A total of 200 endoscopic hysterectomy cases were matched to endoscopic nonhysterectomy gynecologic surgery controls in a 1:1 ratio. The differences in baseline and operative characteristics between the 2 groups included age (48.6 years vs 45.7 years, p = .04), perioperative opioid administration (morphine milligram equivalents, 11.6 mg vs 7.6 mg, p = .01), and estimated blood loss (64.1 mL vs 31.8 mL, p = .001). The rate of urinary retention in the hysterectomy group was double that in the nonhysterectomy group (26.5% vs 13%, p = .01). In the hysterectomy group, age, perioperative opioids, operative time, and estimated blood loss did not differ between those who failed and those who passed the void trial. In the nonhysterectomy group, only operative time was significantly longer in those who failed the void trial (108 minutes vs 94.3 minutes, p = .04). After adjusting for perioperative opioid use and operative time, the relative risk of urinary retention in the hysterectomy group was 2.3 (p = .002, 95% confidence interval, 1.38-3.98).
Hysterectomy appears to be an independent and major factor contributing to postoperative urinary retention. When compared with nonhysterectomy gynecologic surgical controls with similar operative times, the rate of urinary retention in patients who underwent hysterectomy was doubled.
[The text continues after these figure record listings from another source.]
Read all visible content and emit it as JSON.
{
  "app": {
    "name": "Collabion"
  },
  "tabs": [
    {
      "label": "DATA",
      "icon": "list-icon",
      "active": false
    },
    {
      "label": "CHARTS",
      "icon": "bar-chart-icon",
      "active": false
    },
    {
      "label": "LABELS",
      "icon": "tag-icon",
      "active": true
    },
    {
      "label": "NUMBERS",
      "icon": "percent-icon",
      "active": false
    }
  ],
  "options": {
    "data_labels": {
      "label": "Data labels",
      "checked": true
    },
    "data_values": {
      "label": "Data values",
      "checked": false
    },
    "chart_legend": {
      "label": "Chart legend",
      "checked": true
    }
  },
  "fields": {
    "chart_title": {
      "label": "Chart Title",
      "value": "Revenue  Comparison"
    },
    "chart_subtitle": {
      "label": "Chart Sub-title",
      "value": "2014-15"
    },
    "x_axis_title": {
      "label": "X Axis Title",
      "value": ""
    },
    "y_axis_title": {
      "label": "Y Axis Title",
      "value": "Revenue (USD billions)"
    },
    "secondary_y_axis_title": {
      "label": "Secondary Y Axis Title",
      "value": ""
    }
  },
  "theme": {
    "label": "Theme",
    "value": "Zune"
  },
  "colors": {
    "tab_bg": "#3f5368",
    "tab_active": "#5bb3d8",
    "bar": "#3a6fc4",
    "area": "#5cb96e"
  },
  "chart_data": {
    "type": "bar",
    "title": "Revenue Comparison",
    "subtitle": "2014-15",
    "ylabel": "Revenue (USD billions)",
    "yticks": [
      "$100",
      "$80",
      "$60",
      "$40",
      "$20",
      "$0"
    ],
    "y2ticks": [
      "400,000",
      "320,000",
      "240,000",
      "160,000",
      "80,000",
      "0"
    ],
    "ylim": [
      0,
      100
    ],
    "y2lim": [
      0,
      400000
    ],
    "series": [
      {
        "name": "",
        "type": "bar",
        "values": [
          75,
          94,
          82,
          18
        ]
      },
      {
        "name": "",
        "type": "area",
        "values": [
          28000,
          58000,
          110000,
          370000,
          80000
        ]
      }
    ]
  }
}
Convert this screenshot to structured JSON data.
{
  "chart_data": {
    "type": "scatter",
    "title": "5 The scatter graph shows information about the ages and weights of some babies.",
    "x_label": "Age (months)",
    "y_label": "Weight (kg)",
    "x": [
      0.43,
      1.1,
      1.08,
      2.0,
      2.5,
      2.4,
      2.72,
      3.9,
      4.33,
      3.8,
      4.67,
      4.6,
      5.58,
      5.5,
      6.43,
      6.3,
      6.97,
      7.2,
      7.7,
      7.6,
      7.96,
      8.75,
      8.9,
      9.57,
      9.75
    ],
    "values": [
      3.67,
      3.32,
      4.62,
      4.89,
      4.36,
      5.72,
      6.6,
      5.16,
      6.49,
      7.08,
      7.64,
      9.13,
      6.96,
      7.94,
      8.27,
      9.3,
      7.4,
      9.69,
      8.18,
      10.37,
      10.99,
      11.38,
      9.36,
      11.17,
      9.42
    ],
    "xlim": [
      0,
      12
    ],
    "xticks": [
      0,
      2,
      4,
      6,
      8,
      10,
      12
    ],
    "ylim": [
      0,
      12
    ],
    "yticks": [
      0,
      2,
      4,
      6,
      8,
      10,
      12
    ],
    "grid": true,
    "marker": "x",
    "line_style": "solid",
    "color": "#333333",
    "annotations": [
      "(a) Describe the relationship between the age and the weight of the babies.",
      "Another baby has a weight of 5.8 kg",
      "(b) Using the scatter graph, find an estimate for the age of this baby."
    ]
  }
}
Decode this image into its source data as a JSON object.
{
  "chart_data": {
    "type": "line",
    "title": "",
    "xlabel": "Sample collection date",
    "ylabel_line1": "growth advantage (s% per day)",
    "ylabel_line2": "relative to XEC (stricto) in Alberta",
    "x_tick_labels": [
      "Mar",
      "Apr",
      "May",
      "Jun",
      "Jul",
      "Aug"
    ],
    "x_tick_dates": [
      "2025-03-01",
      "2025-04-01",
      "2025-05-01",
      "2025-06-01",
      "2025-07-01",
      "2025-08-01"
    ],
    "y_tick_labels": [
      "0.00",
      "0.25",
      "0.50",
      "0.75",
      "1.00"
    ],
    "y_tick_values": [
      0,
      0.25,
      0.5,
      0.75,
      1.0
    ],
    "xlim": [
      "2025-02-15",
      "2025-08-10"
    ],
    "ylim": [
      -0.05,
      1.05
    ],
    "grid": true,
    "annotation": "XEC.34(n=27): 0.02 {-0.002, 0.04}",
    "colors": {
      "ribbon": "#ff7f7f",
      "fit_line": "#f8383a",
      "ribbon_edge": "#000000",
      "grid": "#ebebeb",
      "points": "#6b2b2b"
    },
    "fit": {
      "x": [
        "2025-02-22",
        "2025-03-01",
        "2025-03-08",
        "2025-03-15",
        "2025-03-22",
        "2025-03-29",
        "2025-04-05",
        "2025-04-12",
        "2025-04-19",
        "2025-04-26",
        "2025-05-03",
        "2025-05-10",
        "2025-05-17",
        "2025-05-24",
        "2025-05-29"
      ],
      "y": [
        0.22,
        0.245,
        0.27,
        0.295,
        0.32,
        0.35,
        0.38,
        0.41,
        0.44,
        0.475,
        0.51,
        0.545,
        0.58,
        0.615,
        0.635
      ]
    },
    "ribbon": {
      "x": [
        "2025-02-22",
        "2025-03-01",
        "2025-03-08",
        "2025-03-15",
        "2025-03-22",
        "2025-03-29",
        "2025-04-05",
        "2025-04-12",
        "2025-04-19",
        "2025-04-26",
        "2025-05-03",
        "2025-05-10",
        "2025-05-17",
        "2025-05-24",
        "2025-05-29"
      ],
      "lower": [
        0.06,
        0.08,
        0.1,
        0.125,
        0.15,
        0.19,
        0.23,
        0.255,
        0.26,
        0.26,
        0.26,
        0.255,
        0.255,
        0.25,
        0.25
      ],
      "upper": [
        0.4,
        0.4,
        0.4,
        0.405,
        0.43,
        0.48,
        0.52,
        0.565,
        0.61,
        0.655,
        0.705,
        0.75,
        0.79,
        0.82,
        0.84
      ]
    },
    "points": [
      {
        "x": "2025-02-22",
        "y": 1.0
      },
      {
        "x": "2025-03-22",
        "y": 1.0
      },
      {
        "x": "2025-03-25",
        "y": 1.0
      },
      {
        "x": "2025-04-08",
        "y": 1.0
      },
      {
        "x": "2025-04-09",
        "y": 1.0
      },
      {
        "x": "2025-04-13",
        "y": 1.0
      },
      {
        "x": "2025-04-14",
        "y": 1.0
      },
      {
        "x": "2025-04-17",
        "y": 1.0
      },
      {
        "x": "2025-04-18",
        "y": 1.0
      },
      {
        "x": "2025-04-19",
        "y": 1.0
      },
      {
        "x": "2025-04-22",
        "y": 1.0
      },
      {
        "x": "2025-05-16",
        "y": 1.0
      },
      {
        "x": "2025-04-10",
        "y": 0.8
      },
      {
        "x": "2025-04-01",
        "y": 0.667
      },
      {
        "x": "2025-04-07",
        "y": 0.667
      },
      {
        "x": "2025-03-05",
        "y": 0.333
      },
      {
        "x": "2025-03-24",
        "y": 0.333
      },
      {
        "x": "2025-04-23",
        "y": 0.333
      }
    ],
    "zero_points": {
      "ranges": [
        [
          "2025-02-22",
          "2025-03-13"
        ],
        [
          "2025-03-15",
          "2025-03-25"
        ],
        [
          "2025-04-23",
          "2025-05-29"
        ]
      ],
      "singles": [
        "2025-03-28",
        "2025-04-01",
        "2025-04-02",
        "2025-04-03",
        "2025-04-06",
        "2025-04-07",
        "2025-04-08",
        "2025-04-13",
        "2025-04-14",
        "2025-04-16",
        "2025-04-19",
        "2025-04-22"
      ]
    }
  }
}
比较行内镜子宫切除术患者与行非子宫切除术内镜妇科手术患者的尿潴留发生率。
按手术时间匹配的回顾性病例对照研究。
学术医疗中心。
2013 年 1 月至 2018 年 12 月期间所有行内镜妇科手术的患者。
门诊内镜妇科手术。
200 例行内镜子宫切除术的病例与 1:1 比例的内镜非子宫切除术妇科手术对照进行了匹配。两组患者的基线和手术特征差异包括年龄(48.6 岁比 45.7 岁,p=0.04)、围手术期阿片类药物使用(吗啡毫克当量,11.6 毫克比 7.6 毫克,p=0.01)和估计出血量(64.1 毫升比 31.8 毫升,p=0.001)。子宫切除术组的尿潴留发生率是对照组的两倍(26.5%比 13%,p=0.01)。在子宫切除术组中,年龄、围手术期阿片类药物、手术时间和估计出血量在通过和未通过排尿试验的患者之间没有差异。在非子宫切除术组中,只有未通过排尿试验的患者手术时间明显更长(108 分钟比 94.3 分钟,p=0.04)。调整围手术期阿片类药物使用和手术时间后,子宫切除术组尿潴留的相对风险为 2.3(p=0.002,95%置信区间,1.38-3.98)。
子宫切除术似乎是导致术后尿潴留的一个独立且主要的因素。与手术时间相似的非子宫切除术妇科手术对照相比,行子宫切除术患者的尿潴留发生率增加了一倍。